Rajma Cutlet / Rajma Aloo Tikki / Kidney Beans Patties are healthy and nutritive snacks for kids and adults. This potato rajma cutlets are power packed food as rajma are rich in protein and aloo (potato) are rich in carbohydrates. Both protein and carbs plays an important part in helping you to shed extra pounds. I always use rajma (kidney beans) to make rajma masala or rajma capsicum curry or rajma paratha. This time I prepared rajma aloo cutlet to make sandwich. I will post rajma cutlet sandwich recipe tomorrow. Coming to the recipe, I used kashmiri rajma and I wanted to make kidney bean patties more healthier so I shallow fried the cutlets with less oil instead of deep-frying. Add veggies to the cutlet to enhance nutrition and you can pack this for kids lunch box. Try this easy rajma cutlet recipe and let me know the feedback.

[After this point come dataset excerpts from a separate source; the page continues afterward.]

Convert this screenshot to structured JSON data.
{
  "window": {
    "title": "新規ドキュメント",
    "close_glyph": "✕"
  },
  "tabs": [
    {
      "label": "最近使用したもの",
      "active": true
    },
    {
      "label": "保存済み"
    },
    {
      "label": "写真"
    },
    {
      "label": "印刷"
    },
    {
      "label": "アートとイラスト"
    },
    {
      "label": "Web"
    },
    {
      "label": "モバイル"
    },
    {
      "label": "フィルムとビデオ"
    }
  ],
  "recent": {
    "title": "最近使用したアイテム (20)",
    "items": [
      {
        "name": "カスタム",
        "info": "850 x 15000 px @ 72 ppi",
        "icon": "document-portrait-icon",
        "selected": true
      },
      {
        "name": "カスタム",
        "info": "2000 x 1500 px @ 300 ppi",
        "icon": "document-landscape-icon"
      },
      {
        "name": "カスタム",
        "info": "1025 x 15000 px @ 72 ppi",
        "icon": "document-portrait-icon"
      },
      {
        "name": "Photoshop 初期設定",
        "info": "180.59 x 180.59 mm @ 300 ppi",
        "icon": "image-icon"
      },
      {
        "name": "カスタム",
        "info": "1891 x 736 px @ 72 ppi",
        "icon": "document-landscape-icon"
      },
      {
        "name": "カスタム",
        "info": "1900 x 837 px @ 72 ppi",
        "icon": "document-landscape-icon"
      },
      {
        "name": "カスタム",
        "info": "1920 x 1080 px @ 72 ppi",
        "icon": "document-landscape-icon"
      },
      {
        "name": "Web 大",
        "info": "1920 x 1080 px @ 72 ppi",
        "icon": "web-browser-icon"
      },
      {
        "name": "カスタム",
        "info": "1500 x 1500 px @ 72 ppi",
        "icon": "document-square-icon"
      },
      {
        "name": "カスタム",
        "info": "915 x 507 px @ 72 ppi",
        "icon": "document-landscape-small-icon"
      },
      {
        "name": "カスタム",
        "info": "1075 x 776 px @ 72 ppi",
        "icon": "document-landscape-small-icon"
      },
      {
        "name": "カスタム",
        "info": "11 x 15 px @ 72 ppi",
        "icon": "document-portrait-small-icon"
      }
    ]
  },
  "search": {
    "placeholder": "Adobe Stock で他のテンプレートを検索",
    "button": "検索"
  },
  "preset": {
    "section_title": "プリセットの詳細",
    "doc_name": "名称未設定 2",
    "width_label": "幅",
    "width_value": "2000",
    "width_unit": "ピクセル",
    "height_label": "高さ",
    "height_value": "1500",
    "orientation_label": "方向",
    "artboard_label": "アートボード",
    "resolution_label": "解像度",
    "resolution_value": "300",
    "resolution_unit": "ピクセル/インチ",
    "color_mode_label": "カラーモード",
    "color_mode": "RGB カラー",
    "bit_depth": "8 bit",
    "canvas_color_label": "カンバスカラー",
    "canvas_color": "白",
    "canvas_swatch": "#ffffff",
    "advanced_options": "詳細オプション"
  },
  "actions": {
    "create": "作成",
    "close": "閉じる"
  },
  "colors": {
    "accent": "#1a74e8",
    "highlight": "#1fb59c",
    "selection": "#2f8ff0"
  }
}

                    How to make Potato Rajma Cutlet

Ingredients for Rajma Cutlets

Preparation Time : 15 mins+ overnight soaking  Cooking Time : 35 mins Serves: 10 Cutlets

  • 3/4 Cup of Rajma (Red Kidney Beans)
  • 3 Potatoes
  • 4 Garlic Cloves and 1 Inch of Ginger, crushed using mortar and pestle
  • 5 Curry Leaves, Finely Chopped
  • Pinch of Asafoetida
  • Handful of Coriander Leaves, Chopped
  • 2-3 Tbsp of Besan Flour (Gram Flour)
  • 2 Tsp of Red Chilli Powder
  • 1 Tsp of Cumin Powder
  • 1/2 Tsp of Garam Masala
  • 1/2 Tsp of Kasuri Methi (Dried Fenugreek Leaves)
  • Salt to taste
  • Oil for shallow frying
  • Bread Crumbs from 3 toasted bread or store bought

Method for Rajma Cutlets

  • Soak rajma (kidney beans) in water for overnight.  Next day, drain the water and transfer it to pressure cooker, add enough water. Pressure cook for 12 – 15 whistles and turn it off.
  • Meanwhile, wash the potatoes and microwave it for 5 mins for each potato or pressure cook it for 3 whistles. Peel off the skin of potatoes, mash it and set it aside.
  • In a blender, grind the beans coarsely, don’t add water while grinding.
  • Heat a pan with oil, add ginger-garlic paste, fry for a min, add curry leaves, coriander leaves, asafoetida, red chilly powder, cumin powder and garam masala, fry for a min. Add kasuri methi, mix well and turn it off. Transfer this masala mixture to a mixing bowl, add mashed potatoes, ground beans, besan flour,  add salt, combine well with your fingers. If your mixture comes out dry, sprinkle some water, mix well and form like a dough.
  • Pinch a small portions from the dough and roll into balls. Flatten the balls with your palm into cutlets.
  • Roll the cutlets in bread crumbs. Heat a cast iron pan, add a tbsp of oil, spread it using paper towel, place cutlet and drizzle a tsp of oil on the sides of the cutlets, cook for few mins and flip to the other side using spatula and drizzle a tsp of oil again, cook on low flame until it turns golden colour. Carefully remove from the pan.
  • Yummy rajma cutlet are ready to serve.

Tips

  • Serve with ketchup or as sandwich by placing them between breads.
  • You can have mixed vegetables in place of aloo (potato).
  • Always cook cutlet in medium flame, please take more time to cook,  as rajma can cause flatulence or digestive issues.
  • If you don’t have breadcrumbs, just toast it in oil without crumbs
  • You can also deep fry the cutlet instead of shallow frying like I did.
  • Add more gram flour if your dough is watery.